USA, USA, USA!
I get a flashback to the jingoistic 1980s every time I hear that chant, a simpler time when Arnold Schwarzenegger destroyed entire Central American armies by himself, Sly Stallone beat up genetically-engineered super men and our Cold War foes were so inept they couldn’t even root out a guerilla force including Patrick Swayze, Charlie Sheen and a couple of teenage girls.
On Sunday, the superheroes who elicited those calls were LeBron James, Kevin Durant and Kobe Bryant, swooping past Spain to help the USA win its second straight Olympic gold medal and cement America’s rightful place atop the basketball universe.

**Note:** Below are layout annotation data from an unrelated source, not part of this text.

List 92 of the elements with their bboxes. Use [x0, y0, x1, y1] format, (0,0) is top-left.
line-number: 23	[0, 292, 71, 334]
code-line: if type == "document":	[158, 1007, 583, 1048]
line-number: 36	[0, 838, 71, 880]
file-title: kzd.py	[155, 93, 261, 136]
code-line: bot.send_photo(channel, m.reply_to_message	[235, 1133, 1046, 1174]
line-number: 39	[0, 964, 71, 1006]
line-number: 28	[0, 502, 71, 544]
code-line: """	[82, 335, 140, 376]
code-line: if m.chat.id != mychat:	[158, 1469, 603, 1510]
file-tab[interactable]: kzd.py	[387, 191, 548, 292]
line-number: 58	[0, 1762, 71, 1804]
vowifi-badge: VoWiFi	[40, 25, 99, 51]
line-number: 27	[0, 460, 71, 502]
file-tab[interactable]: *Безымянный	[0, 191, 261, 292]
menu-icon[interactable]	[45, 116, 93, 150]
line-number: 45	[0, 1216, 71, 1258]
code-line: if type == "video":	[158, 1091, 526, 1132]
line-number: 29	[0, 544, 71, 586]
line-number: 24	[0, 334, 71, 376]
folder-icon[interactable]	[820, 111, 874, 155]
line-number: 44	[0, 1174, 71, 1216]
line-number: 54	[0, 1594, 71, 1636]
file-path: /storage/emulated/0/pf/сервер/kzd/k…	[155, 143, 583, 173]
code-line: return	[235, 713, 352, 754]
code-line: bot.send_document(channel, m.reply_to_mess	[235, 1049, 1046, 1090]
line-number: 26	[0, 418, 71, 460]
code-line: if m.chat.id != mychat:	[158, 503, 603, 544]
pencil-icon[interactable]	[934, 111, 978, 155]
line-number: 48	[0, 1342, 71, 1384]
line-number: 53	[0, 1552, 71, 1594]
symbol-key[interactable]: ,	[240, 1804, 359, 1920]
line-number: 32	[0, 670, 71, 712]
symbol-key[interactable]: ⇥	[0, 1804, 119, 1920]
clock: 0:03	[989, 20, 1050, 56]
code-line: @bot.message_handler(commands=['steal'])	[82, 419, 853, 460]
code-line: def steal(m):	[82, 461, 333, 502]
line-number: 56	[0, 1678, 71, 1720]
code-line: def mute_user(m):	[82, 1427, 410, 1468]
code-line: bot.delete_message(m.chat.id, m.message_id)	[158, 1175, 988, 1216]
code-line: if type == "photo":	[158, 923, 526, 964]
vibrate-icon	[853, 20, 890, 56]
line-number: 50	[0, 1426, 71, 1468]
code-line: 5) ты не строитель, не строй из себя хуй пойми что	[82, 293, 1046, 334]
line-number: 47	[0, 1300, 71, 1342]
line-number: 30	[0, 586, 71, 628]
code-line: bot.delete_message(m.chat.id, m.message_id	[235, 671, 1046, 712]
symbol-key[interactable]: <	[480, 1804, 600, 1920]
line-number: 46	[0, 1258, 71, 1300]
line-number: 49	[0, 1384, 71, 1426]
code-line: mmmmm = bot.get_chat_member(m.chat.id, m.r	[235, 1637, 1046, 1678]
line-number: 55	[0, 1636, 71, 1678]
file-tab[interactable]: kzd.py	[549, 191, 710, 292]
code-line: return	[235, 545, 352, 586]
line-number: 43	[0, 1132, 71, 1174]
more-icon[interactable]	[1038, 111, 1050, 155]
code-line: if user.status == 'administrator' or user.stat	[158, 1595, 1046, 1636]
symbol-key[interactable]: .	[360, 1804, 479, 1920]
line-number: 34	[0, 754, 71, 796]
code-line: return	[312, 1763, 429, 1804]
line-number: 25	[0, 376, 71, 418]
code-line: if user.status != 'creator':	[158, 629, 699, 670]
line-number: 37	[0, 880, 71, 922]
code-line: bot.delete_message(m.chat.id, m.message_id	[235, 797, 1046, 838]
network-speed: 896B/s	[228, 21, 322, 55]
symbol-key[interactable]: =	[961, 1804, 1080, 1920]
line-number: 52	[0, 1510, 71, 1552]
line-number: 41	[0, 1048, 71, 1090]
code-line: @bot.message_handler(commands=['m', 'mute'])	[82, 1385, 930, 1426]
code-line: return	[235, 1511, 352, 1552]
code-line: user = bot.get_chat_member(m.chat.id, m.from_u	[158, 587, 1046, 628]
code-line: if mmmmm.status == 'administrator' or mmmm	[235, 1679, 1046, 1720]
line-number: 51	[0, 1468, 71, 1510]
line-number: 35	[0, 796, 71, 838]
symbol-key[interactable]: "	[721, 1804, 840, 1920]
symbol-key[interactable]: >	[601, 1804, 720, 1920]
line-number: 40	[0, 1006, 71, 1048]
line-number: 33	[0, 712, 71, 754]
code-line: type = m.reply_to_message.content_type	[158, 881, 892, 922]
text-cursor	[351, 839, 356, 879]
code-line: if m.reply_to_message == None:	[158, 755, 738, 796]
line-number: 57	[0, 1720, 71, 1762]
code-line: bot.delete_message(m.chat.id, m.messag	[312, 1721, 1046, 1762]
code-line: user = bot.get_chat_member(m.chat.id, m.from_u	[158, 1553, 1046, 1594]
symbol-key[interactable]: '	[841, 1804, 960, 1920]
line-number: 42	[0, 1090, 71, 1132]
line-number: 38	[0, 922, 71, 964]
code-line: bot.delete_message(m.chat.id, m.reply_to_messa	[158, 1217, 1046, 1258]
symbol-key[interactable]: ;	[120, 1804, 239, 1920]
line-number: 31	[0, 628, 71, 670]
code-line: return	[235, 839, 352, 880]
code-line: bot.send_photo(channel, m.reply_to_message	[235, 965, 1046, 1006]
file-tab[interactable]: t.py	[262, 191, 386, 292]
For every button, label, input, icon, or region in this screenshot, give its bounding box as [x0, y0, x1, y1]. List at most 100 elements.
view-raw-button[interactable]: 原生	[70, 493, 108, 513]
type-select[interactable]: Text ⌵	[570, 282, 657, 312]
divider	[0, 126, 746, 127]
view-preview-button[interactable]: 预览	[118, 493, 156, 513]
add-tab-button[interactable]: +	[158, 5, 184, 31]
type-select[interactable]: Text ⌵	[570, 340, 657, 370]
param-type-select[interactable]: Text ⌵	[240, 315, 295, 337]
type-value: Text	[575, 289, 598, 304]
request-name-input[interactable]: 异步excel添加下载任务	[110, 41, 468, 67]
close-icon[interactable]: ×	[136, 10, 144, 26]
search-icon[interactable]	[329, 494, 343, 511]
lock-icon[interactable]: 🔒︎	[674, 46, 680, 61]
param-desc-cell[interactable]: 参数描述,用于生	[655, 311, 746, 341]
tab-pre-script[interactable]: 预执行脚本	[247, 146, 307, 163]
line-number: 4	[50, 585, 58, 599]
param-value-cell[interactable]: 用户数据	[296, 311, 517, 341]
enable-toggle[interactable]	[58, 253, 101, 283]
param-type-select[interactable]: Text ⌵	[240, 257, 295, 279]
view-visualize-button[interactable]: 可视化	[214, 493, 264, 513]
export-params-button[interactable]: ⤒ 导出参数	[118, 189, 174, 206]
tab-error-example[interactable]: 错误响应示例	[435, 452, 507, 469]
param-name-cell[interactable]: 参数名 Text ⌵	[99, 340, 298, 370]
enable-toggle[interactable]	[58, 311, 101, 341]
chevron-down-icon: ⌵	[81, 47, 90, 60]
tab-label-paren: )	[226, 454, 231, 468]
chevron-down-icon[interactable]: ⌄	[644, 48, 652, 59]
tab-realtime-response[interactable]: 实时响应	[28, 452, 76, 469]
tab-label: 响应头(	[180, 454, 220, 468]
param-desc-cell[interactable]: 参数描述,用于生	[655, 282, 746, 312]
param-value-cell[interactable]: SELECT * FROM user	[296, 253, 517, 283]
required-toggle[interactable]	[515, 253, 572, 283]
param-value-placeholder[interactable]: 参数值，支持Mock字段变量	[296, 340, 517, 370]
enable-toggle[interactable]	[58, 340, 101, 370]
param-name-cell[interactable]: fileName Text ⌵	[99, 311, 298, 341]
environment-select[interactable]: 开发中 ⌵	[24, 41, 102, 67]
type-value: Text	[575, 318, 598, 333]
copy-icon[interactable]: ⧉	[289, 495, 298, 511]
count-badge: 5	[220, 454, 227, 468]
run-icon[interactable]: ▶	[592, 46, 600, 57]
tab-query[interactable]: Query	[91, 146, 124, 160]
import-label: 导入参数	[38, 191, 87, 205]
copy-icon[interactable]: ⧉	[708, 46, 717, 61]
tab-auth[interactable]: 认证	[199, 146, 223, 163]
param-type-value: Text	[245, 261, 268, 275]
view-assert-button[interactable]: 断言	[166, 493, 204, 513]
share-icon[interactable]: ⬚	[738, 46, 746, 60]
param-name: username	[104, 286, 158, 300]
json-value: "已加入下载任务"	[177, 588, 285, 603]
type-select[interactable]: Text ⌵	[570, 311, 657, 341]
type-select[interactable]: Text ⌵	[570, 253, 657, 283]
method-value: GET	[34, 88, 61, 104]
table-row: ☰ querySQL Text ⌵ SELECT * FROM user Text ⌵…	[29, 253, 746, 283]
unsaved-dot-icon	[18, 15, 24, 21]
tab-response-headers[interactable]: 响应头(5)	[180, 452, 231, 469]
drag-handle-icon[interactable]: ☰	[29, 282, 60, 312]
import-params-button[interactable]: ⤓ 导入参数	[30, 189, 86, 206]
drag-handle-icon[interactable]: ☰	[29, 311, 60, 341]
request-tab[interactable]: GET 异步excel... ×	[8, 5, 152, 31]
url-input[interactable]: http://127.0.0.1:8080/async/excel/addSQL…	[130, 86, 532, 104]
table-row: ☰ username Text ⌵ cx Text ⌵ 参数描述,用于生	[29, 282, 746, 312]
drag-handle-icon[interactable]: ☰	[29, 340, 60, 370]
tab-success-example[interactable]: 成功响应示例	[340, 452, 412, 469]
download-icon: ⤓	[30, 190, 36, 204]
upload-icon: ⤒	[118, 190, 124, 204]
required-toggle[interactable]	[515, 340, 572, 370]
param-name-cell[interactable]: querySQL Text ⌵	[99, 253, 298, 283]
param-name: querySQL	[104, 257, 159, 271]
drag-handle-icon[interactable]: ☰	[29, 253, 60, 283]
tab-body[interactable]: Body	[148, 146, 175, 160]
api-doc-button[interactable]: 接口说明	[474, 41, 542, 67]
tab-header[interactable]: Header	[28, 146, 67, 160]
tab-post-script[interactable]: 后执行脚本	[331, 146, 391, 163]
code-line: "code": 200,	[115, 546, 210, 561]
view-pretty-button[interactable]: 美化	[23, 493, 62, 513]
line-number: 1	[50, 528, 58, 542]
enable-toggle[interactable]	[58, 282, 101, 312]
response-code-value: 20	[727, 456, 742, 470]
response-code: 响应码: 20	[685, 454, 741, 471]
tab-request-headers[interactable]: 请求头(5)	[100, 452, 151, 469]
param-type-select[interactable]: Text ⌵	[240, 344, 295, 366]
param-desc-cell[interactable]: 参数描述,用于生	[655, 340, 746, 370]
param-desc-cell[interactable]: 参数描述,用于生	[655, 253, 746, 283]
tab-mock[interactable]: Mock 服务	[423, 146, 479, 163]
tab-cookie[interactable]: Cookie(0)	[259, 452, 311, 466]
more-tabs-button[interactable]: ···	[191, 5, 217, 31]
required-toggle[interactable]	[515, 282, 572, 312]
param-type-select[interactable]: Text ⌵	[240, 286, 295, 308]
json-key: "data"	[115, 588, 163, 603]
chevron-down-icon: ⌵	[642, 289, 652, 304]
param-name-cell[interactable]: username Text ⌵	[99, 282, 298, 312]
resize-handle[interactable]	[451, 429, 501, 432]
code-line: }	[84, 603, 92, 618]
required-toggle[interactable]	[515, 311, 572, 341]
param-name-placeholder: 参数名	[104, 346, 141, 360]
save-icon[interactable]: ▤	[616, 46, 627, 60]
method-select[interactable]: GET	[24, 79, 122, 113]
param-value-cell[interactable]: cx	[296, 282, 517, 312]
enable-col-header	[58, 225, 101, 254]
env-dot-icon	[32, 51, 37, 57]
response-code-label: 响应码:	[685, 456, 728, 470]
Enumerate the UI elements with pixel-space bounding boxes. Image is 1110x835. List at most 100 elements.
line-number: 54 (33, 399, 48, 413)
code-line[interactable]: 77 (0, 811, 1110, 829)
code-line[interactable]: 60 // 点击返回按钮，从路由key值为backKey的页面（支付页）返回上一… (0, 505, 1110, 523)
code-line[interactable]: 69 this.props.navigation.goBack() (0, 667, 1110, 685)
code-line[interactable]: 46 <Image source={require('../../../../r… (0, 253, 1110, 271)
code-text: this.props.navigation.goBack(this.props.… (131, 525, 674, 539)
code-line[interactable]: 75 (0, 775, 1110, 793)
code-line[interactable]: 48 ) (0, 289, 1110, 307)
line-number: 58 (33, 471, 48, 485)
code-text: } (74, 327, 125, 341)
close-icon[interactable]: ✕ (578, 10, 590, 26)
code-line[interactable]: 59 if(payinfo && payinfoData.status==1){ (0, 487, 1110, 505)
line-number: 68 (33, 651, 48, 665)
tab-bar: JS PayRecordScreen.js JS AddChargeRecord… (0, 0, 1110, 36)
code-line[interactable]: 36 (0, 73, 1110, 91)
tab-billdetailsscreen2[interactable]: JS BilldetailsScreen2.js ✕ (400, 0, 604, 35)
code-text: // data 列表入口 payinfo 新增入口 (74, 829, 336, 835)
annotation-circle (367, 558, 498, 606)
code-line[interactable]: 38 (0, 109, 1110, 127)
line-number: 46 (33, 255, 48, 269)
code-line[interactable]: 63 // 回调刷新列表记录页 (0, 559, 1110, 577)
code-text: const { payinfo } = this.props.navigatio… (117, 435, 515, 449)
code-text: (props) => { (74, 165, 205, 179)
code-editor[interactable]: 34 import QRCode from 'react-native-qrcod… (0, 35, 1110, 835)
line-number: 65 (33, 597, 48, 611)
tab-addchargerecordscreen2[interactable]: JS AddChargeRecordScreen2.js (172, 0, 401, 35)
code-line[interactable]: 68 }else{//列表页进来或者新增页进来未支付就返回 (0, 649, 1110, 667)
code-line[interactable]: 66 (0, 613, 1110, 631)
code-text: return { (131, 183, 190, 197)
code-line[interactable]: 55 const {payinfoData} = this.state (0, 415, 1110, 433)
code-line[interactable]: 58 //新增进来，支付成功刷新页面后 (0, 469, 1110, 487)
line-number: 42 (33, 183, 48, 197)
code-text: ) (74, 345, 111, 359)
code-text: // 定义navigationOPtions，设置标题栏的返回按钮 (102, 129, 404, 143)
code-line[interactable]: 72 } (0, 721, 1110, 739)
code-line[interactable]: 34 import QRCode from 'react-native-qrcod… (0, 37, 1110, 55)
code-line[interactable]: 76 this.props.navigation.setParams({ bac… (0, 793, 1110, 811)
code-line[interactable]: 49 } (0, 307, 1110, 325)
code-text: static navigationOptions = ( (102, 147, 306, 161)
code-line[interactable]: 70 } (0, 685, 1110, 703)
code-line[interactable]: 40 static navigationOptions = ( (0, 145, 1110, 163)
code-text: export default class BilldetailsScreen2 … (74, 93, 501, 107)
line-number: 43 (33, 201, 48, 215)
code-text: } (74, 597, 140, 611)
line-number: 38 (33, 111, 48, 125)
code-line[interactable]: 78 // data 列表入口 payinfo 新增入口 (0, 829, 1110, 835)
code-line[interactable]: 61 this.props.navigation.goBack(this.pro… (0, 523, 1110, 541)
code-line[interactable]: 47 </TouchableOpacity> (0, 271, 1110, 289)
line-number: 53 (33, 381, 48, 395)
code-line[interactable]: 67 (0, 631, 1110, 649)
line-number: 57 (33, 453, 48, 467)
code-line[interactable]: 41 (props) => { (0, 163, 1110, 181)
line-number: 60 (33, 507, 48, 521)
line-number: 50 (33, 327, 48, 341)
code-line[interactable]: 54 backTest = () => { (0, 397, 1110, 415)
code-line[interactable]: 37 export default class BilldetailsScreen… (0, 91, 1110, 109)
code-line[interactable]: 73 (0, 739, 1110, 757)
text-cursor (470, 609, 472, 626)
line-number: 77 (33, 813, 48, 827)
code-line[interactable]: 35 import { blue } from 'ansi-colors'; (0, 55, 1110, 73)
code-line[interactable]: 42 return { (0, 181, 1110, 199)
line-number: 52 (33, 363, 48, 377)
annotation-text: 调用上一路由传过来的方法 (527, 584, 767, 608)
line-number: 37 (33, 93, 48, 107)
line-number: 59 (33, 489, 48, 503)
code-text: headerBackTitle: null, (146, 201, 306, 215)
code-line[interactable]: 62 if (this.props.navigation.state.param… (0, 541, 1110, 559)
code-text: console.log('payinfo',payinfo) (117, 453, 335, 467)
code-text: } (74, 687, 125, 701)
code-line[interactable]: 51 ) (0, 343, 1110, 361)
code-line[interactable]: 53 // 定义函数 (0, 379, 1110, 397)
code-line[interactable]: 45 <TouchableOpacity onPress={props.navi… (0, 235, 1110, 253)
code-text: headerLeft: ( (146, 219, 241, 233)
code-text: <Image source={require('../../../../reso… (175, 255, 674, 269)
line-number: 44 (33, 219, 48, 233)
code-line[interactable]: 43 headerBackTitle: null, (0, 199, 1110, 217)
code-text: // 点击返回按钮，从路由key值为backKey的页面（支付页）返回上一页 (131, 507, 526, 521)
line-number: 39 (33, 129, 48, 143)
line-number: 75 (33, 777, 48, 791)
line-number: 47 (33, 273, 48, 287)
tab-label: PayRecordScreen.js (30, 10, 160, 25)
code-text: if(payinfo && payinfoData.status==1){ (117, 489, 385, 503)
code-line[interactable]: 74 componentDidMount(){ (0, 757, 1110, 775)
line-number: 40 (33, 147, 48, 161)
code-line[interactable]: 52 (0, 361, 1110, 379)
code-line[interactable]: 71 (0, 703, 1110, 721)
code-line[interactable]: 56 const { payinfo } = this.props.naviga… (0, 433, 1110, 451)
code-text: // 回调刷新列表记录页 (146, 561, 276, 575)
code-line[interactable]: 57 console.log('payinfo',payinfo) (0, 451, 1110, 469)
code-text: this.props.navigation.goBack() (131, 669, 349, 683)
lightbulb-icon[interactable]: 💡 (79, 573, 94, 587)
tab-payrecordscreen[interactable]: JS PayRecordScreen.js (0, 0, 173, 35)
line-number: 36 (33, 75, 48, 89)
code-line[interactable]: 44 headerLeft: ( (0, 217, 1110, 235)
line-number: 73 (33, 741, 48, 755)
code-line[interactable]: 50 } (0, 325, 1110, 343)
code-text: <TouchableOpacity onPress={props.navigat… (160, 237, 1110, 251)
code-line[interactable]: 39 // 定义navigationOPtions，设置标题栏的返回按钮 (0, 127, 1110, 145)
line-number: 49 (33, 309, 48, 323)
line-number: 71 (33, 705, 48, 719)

It wasn’t easy. The Spaniards didn’t relent until the very end, when the USA’s star power finally wore them down for a 107-100 victory. But then, neither was the journey that preceded it.
That’s how it might look on paper. The USA has won 50 straight games since 2006, including the last three major championships, and 62 of 63 since it finally started taking international competition seriously again in 2005.
But before then, USA Basketball had hit rock bottom with the debacle that was the 2004 Olympics. Not even Tim Duncan, the flag bearer of all that was good and pure about professional sports, could stave off an embarrassing bronze-medal finish that seemed to symbolize American basketball’s descent into one-on-one selfishness.
At least, that’s how it was viewed around the world as Argentina, Lithuania, even Puerto Rico – Puerto Rico?!? – figured out how to beat the Americans at their own game with smooth, seamless teamwork.
Turns out those losses, as well as the ones that preceded at the 2002 World Championships, were blessings in disguise. Jerry Colangelo took over as head of USA Basketball in 2005, implementing a renewed vigor for an organization that had grown flabby and lackadaisical.
While those changes didn’t take root immediately – the USA was forced to endure one more upset, getting pick-and-rolled out of the 2006 Worlds by Greece – the foundation was laid.
Nothing’s ever going to change the individual nature of American basketball because, hey, how dumb would it be not to give the ball to players like LeBron and Durant and let them unleash their prodigious talents?
But anybody who saw the joy with which the USA celebrated its second straight gold medal had all the proof necessary that a major facelift had been successfully undertaken.
More than a collection of ridiculously talented pieces, this truly was a team.